Hydrogen–air deflagrations: Vent sizing correlation for low-strength equipment and buildings

• Vent sizing technique based on hydrogen–air combustion advances is presented.
• The deflagration–outflow interaction number is quantified by physical SGS models.
• The correlation has improved predictive capability for hydrogen safety engineering.
• The correlation allows an increase of cost-effectiveness of explosion protection.

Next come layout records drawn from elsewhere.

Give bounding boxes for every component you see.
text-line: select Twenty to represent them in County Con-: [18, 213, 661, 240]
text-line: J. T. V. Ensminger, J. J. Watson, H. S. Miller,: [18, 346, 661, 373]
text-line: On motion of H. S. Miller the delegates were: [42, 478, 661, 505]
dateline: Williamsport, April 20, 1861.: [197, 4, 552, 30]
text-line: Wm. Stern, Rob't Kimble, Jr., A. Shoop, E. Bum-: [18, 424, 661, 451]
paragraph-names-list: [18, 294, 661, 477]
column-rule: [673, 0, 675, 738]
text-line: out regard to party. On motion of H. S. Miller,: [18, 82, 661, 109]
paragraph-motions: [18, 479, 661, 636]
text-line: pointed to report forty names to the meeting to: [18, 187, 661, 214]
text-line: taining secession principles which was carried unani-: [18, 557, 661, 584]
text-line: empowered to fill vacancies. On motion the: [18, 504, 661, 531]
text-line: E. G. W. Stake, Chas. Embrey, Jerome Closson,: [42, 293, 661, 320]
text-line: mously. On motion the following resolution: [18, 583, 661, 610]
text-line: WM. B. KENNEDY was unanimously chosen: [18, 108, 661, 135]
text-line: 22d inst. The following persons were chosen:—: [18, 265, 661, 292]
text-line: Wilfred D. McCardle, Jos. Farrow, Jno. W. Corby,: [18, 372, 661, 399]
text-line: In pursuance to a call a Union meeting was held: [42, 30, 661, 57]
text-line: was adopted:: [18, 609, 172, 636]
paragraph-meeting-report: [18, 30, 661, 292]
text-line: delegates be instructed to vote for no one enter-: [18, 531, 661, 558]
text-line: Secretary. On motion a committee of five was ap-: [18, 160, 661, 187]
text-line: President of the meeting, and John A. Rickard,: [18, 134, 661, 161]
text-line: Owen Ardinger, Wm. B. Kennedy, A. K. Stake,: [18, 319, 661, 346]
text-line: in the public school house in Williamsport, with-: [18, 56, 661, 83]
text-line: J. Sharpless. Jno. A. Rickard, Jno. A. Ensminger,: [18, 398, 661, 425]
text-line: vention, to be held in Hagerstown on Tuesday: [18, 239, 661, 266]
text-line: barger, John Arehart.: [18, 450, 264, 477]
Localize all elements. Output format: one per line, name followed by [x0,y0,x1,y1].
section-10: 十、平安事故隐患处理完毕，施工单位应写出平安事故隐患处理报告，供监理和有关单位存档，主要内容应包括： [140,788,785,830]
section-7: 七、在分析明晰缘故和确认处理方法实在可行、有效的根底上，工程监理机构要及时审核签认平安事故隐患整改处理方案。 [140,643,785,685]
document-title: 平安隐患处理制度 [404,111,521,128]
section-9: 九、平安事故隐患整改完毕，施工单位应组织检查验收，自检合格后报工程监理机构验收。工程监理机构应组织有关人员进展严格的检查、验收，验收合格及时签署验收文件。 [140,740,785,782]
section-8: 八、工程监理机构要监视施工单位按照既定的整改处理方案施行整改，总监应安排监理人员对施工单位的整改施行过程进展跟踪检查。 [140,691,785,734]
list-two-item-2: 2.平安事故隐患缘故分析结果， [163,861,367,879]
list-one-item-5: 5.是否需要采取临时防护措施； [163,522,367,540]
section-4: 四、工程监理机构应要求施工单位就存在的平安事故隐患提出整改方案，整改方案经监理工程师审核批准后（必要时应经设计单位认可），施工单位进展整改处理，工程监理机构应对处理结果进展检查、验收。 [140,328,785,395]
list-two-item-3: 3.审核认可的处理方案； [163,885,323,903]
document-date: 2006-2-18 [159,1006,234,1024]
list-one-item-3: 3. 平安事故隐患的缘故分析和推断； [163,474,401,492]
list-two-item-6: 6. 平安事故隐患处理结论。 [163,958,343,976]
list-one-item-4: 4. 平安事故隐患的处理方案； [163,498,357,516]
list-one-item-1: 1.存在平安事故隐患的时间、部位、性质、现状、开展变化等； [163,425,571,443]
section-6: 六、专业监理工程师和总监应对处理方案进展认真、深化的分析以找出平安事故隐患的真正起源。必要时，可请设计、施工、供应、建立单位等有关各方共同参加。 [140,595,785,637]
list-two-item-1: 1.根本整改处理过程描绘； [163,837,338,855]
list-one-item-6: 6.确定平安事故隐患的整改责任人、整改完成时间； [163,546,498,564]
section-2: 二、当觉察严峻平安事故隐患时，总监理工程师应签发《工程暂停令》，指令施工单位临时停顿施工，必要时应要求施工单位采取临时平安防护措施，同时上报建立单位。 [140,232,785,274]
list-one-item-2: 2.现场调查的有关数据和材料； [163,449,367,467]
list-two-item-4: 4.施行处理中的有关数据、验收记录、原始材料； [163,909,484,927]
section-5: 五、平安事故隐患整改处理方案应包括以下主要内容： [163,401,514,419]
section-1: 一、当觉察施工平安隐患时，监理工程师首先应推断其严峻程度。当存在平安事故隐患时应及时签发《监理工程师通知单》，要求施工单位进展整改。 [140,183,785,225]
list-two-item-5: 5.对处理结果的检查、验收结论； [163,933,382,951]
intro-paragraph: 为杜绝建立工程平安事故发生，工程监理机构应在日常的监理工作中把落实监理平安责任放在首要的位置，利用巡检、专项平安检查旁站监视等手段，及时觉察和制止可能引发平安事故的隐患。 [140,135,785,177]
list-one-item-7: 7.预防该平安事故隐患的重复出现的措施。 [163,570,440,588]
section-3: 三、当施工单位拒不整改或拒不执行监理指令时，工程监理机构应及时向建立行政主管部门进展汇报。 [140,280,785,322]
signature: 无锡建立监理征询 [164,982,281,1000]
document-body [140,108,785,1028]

This paper aims to improve prediction capability of the vent sizing correlation presented in the form of functional dependence of the dimensionless deflagration overpressure on the turbulent Bradley number similar to our previous studies. The correlation is essentially upgraded based on recent advancements in understanding and modelling of combustion phenomena relevant to hydrogen–air vented deflagrations and unique large-scale tests carried out by different research groups. The focus is on hydrogen–air deflagrations in low-strength equipment and buildings when the reduced pressure is accepted to be below 0.1 MPa. The combustion phenomena accounted for by the correlation include: turbulence generated by the flame front itself; leading point mechanism stemming from the preferential diffusion of hydrogen in air in stretched flames; growth of the fractal area of the turbulent flame surface; initial turbulence in the flammable mixture; as well as effects of enclosure aspect ratio and presence of obstacles. The correlation is validated against the widest range of experimental conditions available to date (76 experimental points). The validation covers a wide range of test conditions: different shape enclosures of volume up to 120 m3; initially quiescent and turbulent hydrogen–air mixtures; hydrogen concentration in air from 6% to 30% by volume; ignition source location at enclosure centre, near and far from a vent; empty enclosures and enclosures with obstacles.